Applied physics lab expects cut of $46.2 million in Navy work Austerity measures begun but no layoffs projected

October 05, 1995|By Ivan Penn | Ivan Penn,SUN STAFF

The Johns Hopkins University Applied Physics Laboratory (APL) -- Howard County's largest private employer -- expects a $46.2 million cutback in its Navy contract this fiscal year, forcing new austerity measures five months after it laid off 258 workers because of earlier cuts.

To prepare for the projected cutback, officials at the 365-acre facility near Laurel have instituted sick-leave reduction and energy conservation but say they do not expect more layoffs.

"At this point, there is nothing that [APL officials] see to suggest that we're in any trouble," said Helen Worth, a spokeswoman for the 3,100-worker research lab. "There isn't a RIF [reduction in force] on the horizon for us."
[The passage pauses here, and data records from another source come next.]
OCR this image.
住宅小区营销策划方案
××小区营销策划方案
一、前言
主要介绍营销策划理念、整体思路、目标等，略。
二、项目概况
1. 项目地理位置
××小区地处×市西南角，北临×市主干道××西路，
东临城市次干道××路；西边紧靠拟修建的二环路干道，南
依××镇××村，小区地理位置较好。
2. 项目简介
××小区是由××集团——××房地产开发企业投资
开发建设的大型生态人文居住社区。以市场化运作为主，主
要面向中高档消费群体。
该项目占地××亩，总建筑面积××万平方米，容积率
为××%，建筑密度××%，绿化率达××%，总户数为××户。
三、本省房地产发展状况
The laboratory, which conducts high-level research on submarines, missiles and satellites, has been told to expect authorization for up to $382.8 million for the fiscal year that started Oct. 1, under a three-year Navy contract signed last year, Ms. Worth said.

That's less than the $429 million the lab was told it could expect annually under the three-year contract, which must be renewed each year. This year's portion of the contract is expected to be signed by the end of the month.

APL's current preparations bring to mind the situation at the laboratory a year ago, when officials dismissed talk of layoffs and worked to find other ways to compensate for what ended up being a $60 million cut in Navy funding.

In the end, they cut 100 workers from the temporary contract staff in early May and 158 full-time workers later that month.

The laboratory is just one of the state's major defense contractors hammered by Pentagon cutbacks in recent years. For example, Westinghouse Electric Corp. announced last month that it would cut 1,000 jobs at its Linthicum complex -- the fifth round of job losses at Westinghouse Electric Systems since 1991.

Since the peak of defense employment in 1988, the state's leading military contractors have cut more than 13,200 employees.

But this year's layoffs were the first major staff reduction since APL opened in 1942. Two years ago, the lab laid off 23 people and 100 took early retirement.

Last year, APL attributed a Navy cutback to general cutbacks in defense spending and to the loss of a NASA project and other government-related projects that came under the Navy contract.

APL has stepped up its search for nondefense contracts to supplement its budget.